Perhaps if you start digging into something, we can all throw our 2 cents in. Would be cool if someone could up load the score...


----------



## Lisztfreak

I've got a rather off-topic question for anyone who knows something about instrumentation. I've been wondering if a chamber-orchestra combination of 3 flutes (one of which possibly piccolo), 2 clarinets, 2 violins, 2 cellos, a harp and a tabor drum would be balanced? Plus 3 to 5 male singer voices (say, 2 tenors, baritone and bass). 

I'm asking because I thought how cool it would be to put the dwarves' song from The Hobbit to music.


----------



## danae

Lisztfreak said:


> I've got a rather off-topic question for anyone who knows something about instrumentation. I've been wondering if a chamber-orchestra combination of 3 flutes (one of which possibly piccolo), 2 clarinets, 2 violins, 2 cellos, a harp and a tabor drum would be balanced? Plus 3 to 5 male singer voices (say, 2 tenors, baritone and bass).
> 
> I'm asking because I thought how cool it would be to put the dwarves' song from The Hobbit to music.

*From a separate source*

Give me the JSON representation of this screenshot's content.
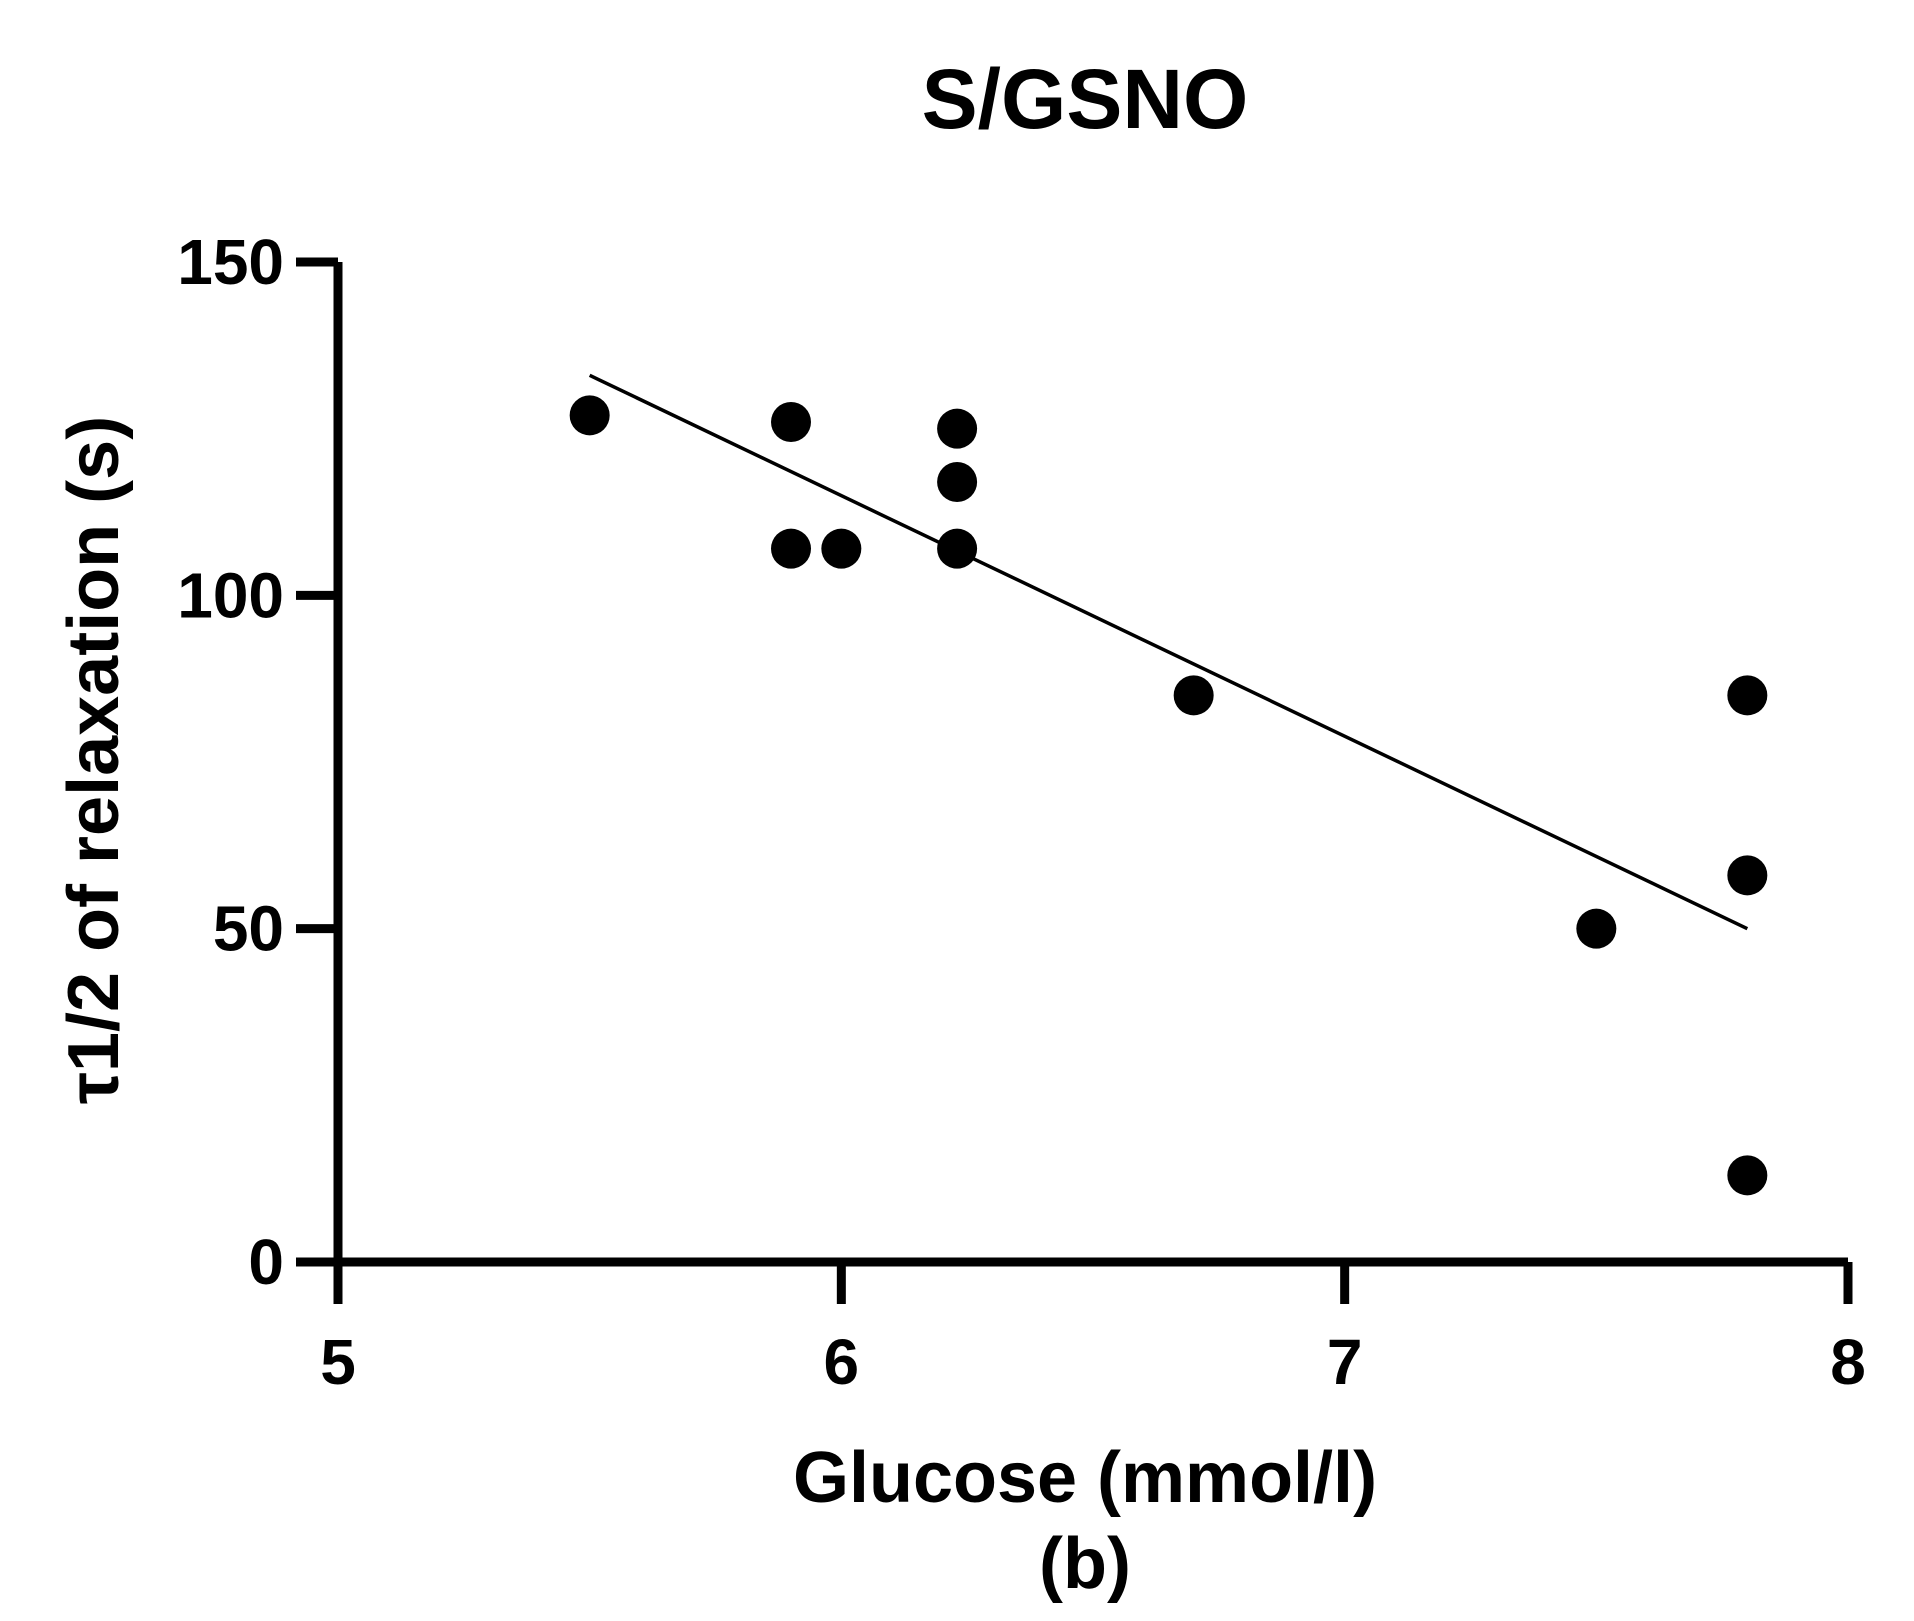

I think any combination can be balanced, if you know how to balance it, in other words, if you know how to orchestrate a piece or transcribe it for a different ensemble. There are many cases in which you are required to write something for a sometimes weird combination, and you need to have the skill to make it work. I don't think your combination is so unbalanced, although I think you may trouble when you just use only one percussion instrument in such a combination.


----------



## Lisztfreak

danae said:


> I think any combination can be balanced, if you know how to balance it, in other words, if you know how to orchestrate a piece or transcribe it for a different ensemble. There are many cases in which you are required to write something for a sometimes weird combination, and you need to have the skill to make it work. I don't think your combination is so unbalanced, although I think you may trouble when you just use only one percussion instrument in such a combination.


Thanks a lot for your opinion! Not enough percussion, you think? I have in fact copied the instrumentation from the book itself, Tolkien says exactly which dwarf plays which instrument. Of course, Tolkien was no musician.

What other percussion instrument might I add? How about a tambourine and a glockenspiel?


----------